Monday 8/11/2014 3:59 AM
I have been jogging for the past thirty-six years.  I say jogging because I do not run fast and I have never been highly motivated to win races or compete in any way.  A number of years ago, when I still taught at Valley Christian High School, the cross country coach asked me to be an assistant coach.  She had some ribbons printed up that said, “No pain, no gain,” a popular phrase at the time.  The idea was that if you wanted to improve in your running you had to push yourself past what you thought you could do.  I joked with her that I wasn’t sure if I was the best fit for her philosophy since my mantra was, “Pain, no brain,” if you are hurting then it is time to slow down and catch your breath.  In my world of running those who work through the pain should have their head examined.

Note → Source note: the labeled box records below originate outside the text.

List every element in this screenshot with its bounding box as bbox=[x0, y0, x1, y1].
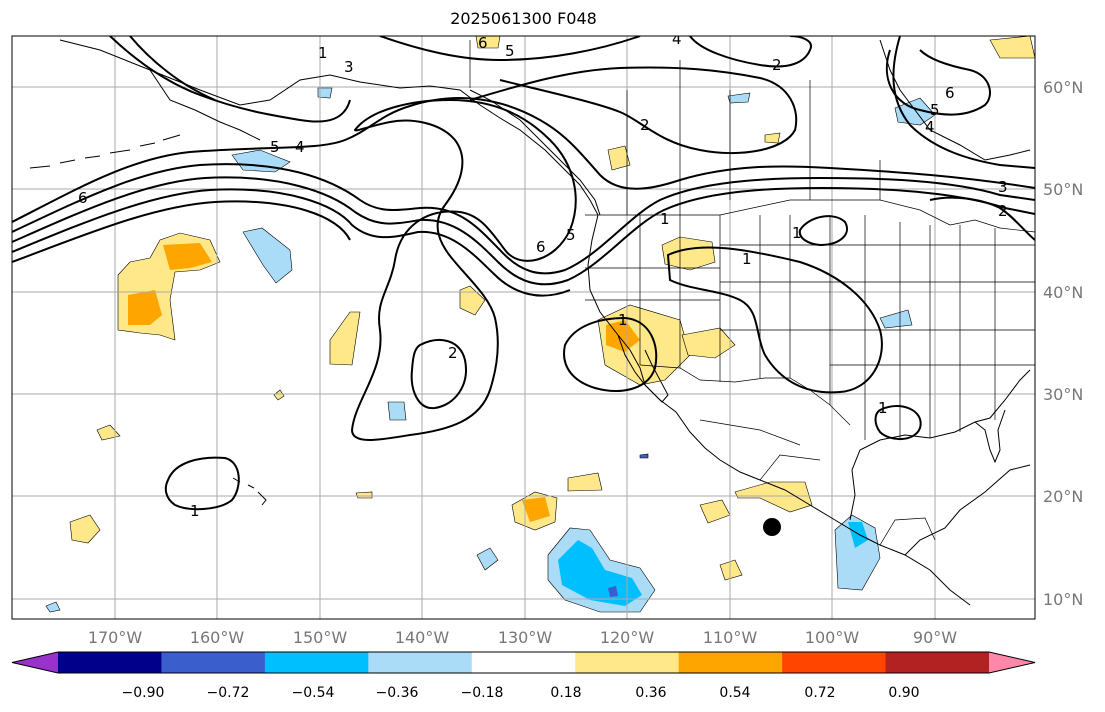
contour-label-2e: 2 bbox=[998, 202, 1008, 220]
lon-label: 170°W bbox=[88, 628, 143, 647]
lon-label: 140°W bbox=[395, 628, 450, 647]
contour-label-1b: 1 bbox=[660, 210, 670, 228]
colorbar-extend-low bbox=[12, 652, 58, 673]
colorbar-tick-label: −0.72 bbox=[207, 685, 250, 701]
contour-label-6d: 6 bbox=[945, 84, 955, 102]
colorbar-segment bbox=[368, 652, 473, 673]
height-contours bbox=[12, 36, 1035, 511]
contour-label-2b: 2 bbox=[772, 56, 782, 74]
contour-label-5: 5 bbox=[270, 138, 280, 156]
political-borders bbox=[469, 40, 1035, 546]
colorbar-segment bbox=[782, 652, 887, 673]
lat-label: 20°N bbox=[1043, 487, 1083, 506]
contour-label-6b: 6 bbox=[478, 34, 488, 52]
anomaly-shading bbox=[45, 36, 1035, 613]
lon-label: 120°W bbox=[600, 628, 655, 647]
colorbar-segment bbox=[161, 652, 266, 673]
colorbar-tick-label: 0.90 bbox=[888, 685, 919, 701]
colorbar-tick-label: 0.72 bbox=[804, 685, 835, 701]
lat-label: 40°N bbox=[1043, 283, 1083, 302]
contour-label-3: 3 bbox=[344, 58, 354, 76]
contour-label-4b: 4 bbox=[672, 30, 682, 48]
colorbar-segment bbox=[678, 652, 783, 673]
contour-label-1e: 1 bbox=[618, 311, 628, 329]
colorbar bbox=[11, 651, 1036, 674]
contour-label-2c: 2 bbox=[640, 116, 650, 134]
contour-label-5c: 5 bbox=[566, 226, 576, 244]
map-frame bbox=[11, 35, 1036, 620]
lon-label: 100°W bbox=[805, 628, 860, 647]
contour-label-4: 4 bbox=[295, 138, 305, 156]
contour-label-1f: 1 bbox=[190, 502, 200, 520]
contour-label-5d: 5 bbox=[930, 101, 940, 119]
latitude-labels: 60°N 50°N 40°N 30°N 20°N 10°N bbox=[1043, 78, 1083, 609]
colorbar-segment bbox=[264, 652, 369, 673]
colorbar-tick-label: −0.54 bbox=[292, 685, 335, 701]
contour-label-1d: 1 bbox=[792, 224, 802, 242]
lat-label: 10°N bbox=[1043, 590, 1083, 609]
map-title: 2025061300 F048 bbox=[450, 9, 597, 28]
contour-label-1: 1 bbox=[318, 44, 328, 62]
lon-label: 130°W bbox=[498, 628, 553, 647]
colorbar-segment bbox=[575, 652, 680, 673]
lon-label: 110°W bbox=[703, 628, 758, 647]
longitude-labels: 170°W 160°W 150°W 140°W 130°W 120°W 110°… bbox=[88, 628, 957, 647]
lon-label: 150°W bbox=[293, 628, 348, 647]
colorbar-tick-label: −0.36 bbox=[376, 685, 419, 701]
colorbar-outline bbox=[11, 651, 1036, 674]
lon-label: 160°W bbox=[190, 628, 245, 647]
colorbar-tick-label: 0.54 bbox=[719, 685, 750, 701]
contour-labels: 1 3 4 5 6 6 5 4 2 2 6 5 1 1 1 1 2 1 1 3 … bbox=[78, 30, 1008, 520]
contour-label-2d: 2 bbox=[448, 344, 458, 362]
lat-label: 30°N bbox=[1043, 385, 1083, 404]
colorbar-ticks: −0.90 −0.72 −0.54 −0.36 −0.18 0.18 0.36 … bbox=[122, 685, 920, 701]
colorbar-segment bbox=[58, 652, 162, 673]
contour-label-4c: 4 bbox=[925, 118, 935, 136]
station-marker bbox=[763, 518, 781, 536]
lat-label: 60°N bbox=[1043, 78, 1083, 97]
colorbar-extend-high bbox=[989, 652, 1035, 673]
lon-label: 90°W bbox=[913, 628, 957, 647]
colorbar-tick-label: −0.18 bbox=[461, 685, 504, 701]
colorbar-segment bbox=[471, 652, 576, 673]
contour-label-6c: 6 bbox=[536, 238, 546, 256]
colorbar-segment bbox=[885, 652, 990, 673]
contour-label-3b: 3 bbox=[998, 178, 1008, 196]
lat-label: 50°N bbox=[1043, 180, 1083, 199]
colorbar-tick-label: −0.90 bbox=[122, 685, 165, 701]
contour-label-5b: 5 bbox=[505, 42, 515, 60]
contour-label-1g: 1 bbox=[878, 399, 888, 417]
contour-label-1c: 1 bbox=[742, 250, 752, 268]
colorbar-tick-label: 0.36 bbox=[635, 685, 666, 701]
colorbar-tick-label: 0.18 bbox=[550, 685, 581, 701]
contour-label-6: 6 bbox=[78, 189, 88, 207]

Each day we would begin practice with a three quarter mile warm up jog and we would do a number of stretching exercises before the actual workout.  I always ran with the team and at the end of the warm up run my shirt was always wet with sweat.  The team always commented on the fact that I sweat so much and I would joke with them that it was because I had grown up in Phoenix and had absorbed so much heat as a child that I was still trying to radiate it away.  Fittingly, at the year-end awards banquet I received an award for the sweatiest runner.
Today I read a prayer by William Barclay that brought back those memories.  It included these words, “Grant, O God, that we may never forget that sweat is the price of all things.”  When asked by someone to do a task that is considered simple we say, “Sure, no sweat,” implying that it will take minimal effort and that it will be no problem to do it.
Our world rewards efficiency.  People are always looking to find a way to do something more quickly and with less energy.  We have remote controls for nearly everything so I can sit in my chair while changing channels on the television, setting the thermostat in my house, locking and unlocking my car and various other tasks.  This ease of life creeps into other areas, too, so businesses look for ways to increase production and cut costs while employees look for ways to work less and get paid more.  Students want to get high grades on their transcripts but they don’t want to do the homework.  Parents want to have respectful children but do not take the time necessary to nurture healthy relationships with them.  People want to lose weight but do not want to discipline themselves to curb portion sizes and engage in some form of exercise.

This morning God reminded me that I have a similar attitude with regard to my relationship with him.  I want to invest minimal effort and have the maximum benefit.  I want the kind of intimacy with God that allows me to hear his voice, which gives me direction, but I do not slow myself down enough to listen.  I should not be surprised if God remains silent when I am not willing to put in the time and the effort to hear.  Somehow I need to have a different response to God’s call to intimacy than, “Sure, no sweat.”